• 3 cups balsamic vinegar
It’s pretty amazing how much zest and flavor a little balsamic vinegar can add to many things, especially when it’s in the form of a reduction. When I first started making it I always tried adding something to it to thicken (like corn starch), but after many failed batches I did some more reading. Turns out I just needed to let it reduce for a longer period of time and I didn’t need to add anything. The natural sugars in the vinegar have all the sweet you need.

I can’t take credit for this recipe since I definitely took the process from someone else, but I know that it’s something many of you could use. It made a GREAT addition to my caprese skewers that I’ve made for numerous parties. Note that your house WILL smell significantly like vinegar while you are cooking this, so I suggest you make it a few days in advance of when you plan to use it, especially if you are having people over. You can store it in an air tight container at room temperature for a few months, or in the fridge for up to a year.

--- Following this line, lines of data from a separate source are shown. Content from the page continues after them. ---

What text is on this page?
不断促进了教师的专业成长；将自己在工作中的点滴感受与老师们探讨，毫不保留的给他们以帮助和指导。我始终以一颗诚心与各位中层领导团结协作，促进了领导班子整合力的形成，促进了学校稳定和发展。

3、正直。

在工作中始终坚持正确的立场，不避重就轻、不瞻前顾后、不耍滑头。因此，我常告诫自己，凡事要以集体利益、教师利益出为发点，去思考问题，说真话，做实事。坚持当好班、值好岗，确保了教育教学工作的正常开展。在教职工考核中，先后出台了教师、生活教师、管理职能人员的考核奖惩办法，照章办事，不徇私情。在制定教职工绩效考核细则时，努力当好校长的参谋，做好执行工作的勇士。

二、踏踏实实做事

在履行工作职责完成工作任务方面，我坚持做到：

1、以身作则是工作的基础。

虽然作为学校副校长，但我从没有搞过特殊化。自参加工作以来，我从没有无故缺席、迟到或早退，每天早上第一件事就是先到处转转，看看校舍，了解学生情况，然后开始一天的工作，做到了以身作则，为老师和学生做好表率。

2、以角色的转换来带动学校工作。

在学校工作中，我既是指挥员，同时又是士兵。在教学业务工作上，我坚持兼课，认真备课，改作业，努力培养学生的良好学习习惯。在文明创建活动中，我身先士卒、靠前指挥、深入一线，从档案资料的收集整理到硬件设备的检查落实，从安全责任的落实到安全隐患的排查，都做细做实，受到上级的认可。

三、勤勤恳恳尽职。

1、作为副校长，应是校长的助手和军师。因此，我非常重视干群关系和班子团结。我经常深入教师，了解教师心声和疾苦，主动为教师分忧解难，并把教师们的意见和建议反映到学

(Recipe from Oui Chef Journal)

Whatever amount of vinegar you decide to reduce, you will end up with about less than a quarter of the original amount in syrup.

Place the vinegar in a heavy-bottomed, non-reactive pot.  Heat on low, so that you have a light simmer.  Reduce until syrupy, or to desired consistency, about 2 to 2 1/2 hours.

To test the consistency, I like to take a spoon and drizzle a few drops onto a cool plate, or better yet, take a dry pastry brush and brush some glaze onto the same plate.  I’ll then run my finger right over the cooled glaze to see how sticky it is.  If the consistency is too thick, add a little water to the glaze, stir it up, and test again.  If its too thin, return the pot to the heat.  Whatever happens, don’t let it burn…

Once cooled, it can be stored at room temperature.  If for some reason it is stored in the fridge where it will harden quite a bit, just place it in its container into a hot water bath or microwave for a few seconds, this will soften it up quickly.

TIP:  Cooking time will vary, according to the size of the pot.  Surface area makes a difference.

TIP #2:  If vinegar is reduced too far for your use without being burnt, a little water can be added to thin it out again.  The easiest way to do this is while the reduction is warmed over the stove.

If you store it in a squeeze bottle, you can use it to also decorate your plates like they do in restaurants.